And when I write, I try my best to bring back to life those old doctrines that I, while growing up, gleaned from them to make them think and be responsble.

I do not go against your views but how they were written.

Anyway, you may be partly from Bali Island, WNBP, so whenever you land at Hoskins Airport you will see a green house not far from the terminal.

That was home to me and my aungs during the 90's.

Thanks, B Kokosi. A writer that faces no criticism cannot measure his impact on society.

You ought to know that any form of literature, according to Chinua Achebe, can be effective if it only is centred within the writer's own environment.

Thus, I write within my area of thought, that is, I cannot force myself into your shoes since I will come out wrong.

Beside, any piece of literature must be appreciated by the author's own people and not some one else; that's the most fundamental reason as to why I have to write.

I suggest, brother, find the book, 'Hopes And Impediments' by Chinua Achebe and study it.

Nice criticism, anyway.

Your poem is very derogatory and shows your lack of understanding of the root cause of the Bougainville crisis.

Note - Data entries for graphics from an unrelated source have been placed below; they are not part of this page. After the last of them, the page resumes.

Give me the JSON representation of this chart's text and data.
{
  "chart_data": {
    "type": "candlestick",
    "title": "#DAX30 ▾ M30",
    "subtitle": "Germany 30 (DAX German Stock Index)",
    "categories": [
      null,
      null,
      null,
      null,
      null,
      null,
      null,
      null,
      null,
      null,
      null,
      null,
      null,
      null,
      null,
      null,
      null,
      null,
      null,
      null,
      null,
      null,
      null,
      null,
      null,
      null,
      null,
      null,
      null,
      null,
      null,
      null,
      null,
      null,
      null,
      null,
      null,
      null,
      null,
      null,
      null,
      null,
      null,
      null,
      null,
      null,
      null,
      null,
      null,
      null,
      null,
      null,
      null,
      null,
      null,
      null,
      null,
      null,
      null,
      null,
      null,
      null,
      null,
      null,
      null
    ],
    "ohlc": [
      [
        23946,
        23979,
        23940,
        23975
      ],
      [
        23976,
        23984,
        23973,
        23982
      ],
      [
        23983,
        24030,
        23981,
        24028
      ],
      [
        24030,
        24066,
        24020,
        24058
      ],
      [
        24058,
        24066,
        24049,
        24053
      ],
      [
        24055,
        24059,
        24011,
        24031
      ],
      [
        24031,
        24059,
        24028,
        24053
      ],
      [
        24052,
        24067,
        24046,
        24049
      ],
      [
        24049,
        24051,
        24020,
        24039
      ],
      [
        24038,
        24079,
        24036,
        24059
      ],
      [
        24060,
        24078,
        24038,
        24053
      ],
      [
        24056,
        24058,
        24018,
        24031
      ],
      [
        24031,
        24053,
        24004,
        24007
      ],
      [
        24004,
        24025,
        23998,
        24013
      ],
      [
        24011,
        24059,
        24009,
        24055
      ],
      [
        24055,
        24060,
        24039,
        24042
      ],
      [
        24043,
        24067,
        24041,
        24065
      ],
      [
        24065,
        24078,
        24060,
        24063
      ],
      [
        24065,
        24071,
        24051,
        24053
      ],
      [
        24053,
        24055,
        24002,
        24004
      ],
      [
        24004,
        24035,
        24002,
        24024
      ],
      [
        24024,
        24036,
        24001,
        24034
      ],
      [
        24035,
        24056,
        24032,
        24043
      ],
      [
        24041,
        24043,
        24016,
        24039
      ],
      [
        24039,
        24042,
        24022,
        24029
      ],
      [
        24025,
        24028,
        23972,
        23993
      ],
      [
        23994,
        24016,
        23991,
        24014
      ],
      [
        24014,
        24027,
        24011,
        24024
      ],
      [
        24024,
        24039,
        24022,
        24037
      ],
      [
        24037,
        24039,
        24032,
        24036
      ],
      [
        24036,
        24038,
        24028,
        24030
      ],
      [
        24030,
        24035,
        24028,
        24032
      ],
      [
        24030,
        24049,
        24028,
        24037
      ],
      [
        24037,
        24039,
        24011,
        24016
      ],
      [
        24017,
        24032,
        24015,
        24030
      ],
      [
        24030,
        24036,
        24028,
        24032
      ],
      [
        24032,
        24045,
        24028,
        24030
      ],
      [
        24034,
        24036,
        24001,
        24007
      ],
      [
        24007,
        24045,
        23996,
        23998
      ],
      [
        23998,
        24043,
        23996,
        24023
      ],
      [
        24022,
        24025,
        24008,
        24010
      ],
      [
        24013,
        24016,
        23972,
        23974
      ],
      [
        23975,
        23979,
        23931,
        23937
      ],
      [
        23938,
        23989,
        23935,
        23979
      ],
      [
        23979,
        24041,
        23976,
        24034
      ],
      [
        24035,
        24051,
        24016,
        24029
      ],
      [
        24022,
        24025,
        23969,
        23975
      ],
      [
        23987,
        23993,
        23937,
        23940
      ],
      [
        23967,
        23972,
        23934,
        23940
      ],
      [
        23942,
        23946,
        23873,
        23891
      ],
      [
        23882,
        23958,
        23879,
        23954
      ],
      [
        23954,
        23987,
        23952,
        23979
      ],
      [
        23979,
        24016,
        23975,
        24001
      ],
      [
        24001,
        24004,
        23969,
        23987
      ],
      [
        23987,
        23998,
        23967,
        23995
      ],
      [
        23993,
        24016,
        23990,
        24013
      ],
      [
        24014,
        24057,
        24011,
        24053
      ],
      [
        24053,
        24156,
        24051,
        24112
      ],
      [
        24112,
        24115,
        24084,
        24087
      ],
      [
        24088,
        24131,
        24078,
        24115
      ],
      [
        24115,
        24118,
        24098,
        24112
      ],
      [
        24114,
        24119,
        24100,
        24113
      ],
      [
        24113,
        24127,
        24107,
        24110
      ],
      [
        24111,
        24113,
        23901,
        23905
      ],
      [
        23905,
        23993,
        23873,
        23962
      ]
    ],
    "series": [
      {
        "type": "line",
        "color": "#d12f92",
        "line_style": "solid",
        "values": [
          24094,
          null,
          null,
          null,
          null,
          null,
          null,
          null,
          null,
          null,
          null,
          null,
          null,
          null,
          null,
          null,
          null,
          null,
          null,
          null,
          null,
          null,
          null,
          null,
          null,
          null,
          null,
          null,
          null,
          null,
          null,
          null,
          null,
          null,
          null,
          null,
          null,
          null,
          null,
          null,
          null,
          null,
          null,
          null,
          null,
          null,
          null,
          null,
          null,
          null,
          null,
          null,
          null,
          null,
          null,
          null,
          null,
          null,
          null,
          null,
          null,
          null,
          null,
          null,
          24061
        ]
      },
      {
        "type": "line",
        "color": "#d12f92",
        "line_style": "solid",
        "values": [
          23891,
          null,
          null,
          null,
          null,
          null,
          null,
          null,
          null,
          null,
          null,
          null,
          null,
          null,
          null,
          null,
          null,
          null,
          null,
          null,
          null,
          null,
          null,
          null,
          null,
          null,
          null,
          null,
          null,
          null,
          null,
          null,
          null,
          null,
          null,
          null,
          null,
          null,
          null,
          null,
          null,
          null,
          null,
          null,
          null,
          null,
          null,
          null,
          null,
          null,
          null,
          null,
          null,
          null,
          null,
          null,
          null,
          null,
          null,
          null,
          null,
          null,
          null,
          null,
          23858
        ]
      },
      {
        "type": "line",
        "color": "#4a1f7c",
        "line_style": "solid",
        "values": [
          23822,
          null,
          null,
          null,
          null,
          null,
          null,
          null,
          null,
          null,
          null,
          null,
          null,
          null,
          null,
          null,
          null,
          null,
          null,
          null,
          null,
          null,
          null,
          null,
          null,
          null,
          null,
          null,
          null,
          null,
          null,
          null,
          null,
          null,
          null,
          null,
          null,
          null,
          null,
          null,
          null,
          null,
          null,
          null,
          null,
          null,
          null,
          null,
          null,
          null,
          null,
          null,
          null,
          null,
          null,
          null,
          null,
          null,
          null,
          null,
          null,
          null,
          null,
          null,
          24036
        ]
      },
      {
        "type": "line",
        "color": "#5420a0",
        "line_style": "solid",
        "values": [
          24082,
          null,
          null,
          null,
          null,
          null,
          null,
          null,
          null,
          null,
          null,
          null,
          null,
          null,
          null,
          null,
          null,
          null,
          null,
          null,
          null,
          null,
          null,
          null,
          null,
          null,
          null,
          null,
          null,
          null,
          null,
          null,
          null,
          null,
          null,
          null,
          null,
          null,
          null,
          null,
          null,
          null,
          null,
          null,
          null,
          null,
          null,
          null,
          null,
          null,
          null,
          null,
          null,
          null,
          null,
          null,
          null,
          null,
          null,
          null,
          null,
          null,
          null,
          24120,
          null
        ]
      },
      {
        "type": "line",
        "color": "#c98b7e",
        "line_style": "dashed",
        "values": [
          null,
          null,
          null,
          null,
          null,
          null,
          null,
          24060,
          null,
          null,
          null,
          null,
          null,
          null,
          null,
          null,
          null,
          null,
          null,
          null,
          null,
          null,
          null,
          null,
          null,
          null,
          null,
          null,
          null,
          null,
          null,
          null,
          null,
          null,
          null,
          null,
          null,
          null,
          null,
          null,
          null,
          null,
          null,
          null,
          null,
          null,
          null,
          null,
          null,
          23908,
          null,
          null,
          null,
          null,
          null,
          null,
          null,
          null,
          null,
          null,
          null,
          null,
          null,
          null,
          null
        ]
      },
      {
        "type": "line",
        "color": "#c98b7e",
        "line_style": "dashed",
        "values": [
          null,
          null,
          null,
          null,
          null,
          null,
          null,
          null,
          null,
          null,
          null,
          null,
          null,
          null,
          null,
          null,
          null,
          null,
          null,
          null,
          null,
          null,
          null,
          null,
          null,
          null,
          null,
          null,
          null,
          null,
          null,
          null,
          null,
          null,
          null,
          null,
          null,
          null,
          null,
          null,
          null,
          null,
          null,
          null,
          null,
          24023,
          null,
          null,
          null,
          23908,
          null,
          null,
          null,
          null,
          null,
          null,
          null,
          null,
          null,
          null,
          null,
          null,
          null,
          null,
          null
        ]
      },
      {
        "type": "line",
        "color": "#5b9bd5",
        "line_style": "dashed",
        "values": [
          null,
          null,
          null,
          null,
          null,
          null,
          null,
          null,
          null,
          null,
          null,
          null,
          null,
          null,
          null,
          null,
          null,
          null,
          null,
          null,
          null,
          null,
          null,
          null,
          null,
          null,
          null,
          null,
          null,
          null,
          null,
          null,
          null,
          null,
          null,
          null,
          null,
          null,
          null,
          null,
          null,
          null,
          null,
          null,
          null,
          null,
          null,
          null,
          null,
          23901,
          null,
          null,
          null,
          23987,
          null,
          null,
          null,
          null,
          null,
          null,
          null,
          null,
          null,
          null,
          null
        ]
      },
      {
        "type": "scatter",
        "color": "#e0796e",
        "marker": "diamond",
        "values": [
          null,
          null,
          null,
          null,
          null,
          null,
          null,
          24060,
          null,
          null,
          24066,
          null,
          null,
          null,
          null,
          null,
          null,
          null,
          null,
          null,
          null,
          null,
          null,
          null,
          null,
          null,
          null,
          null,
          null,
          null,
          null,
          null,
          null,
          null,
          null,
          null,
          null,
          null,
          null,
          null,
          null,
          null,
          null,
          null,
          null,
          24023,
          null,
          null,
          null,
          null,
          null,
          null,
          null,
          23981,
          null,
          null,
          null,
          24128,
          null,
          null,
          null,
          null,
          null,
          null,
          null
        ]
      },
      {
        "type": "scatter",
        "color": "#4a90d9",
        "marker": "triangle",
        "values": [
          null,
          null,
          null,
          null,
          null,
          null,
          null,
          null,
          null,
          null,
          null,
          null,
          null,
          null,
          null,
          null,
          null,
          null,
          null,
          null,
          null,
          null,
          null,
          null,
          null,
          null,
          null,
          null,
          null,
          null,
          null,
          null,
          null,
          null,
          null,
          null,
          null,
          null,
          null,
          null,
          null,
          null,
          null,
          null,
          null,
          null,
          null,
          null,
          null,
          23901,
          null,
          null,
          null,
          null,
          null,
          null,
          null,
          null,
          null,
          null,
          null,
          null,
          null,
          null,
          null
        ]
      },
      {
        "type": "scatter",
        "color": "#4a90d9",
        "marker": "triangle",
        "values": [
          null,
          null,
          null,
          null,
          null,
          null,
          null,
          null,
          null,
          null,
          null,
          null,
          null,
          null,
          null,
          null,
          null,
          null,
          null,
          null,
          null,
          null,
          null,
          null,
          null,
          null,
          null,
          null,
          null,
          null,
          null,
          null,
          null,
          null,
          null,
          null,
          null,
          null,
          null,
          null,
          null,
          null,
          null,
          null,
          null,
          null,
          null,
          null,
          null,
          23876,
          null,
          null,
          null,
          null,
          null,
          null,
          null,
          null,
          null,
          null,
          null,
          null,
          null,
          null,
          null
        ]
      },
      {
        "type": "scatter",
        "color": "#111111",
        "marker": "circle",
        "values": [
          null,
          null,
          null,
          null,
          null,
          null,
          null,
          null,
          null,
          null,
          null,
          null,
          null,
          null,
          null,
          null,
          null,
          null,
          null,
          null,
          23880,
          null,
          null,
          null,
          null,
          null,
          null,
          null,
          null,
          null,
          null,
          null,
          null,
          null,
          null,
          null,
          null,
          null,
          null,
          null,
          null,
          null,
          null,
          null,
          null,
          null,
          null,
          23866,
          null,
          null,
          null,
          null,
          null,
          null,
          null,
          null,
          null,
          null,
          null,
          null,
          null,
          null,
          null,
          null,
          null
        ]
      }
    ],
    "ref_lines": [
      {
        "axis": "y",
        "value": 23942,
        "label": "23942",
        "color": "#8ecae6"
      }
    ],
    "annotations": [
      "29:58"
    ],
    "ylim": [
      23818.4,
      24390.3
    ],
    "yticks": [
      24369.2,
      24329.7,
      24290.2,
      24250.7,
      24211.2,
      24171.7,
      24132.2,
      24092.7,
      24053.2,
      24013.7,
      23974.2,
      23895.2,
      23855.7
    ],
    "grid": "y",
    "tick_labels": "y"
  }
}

Not all New Guineans approved of the government's involvement with BCL; nor were they part of the crisis.

And I want to let you know that my 'redskin parents' cared for many "aungs" and other Bougainvilleans who fled the crisis to educate themselves.

At one particular time there were around 20 of them living in our home, which is a typical L40 house. My dad has to built a 'saksak haus' to accommodate all of us.

And most of them were from Kieta. So shame on you for your generalisation on New Guineans.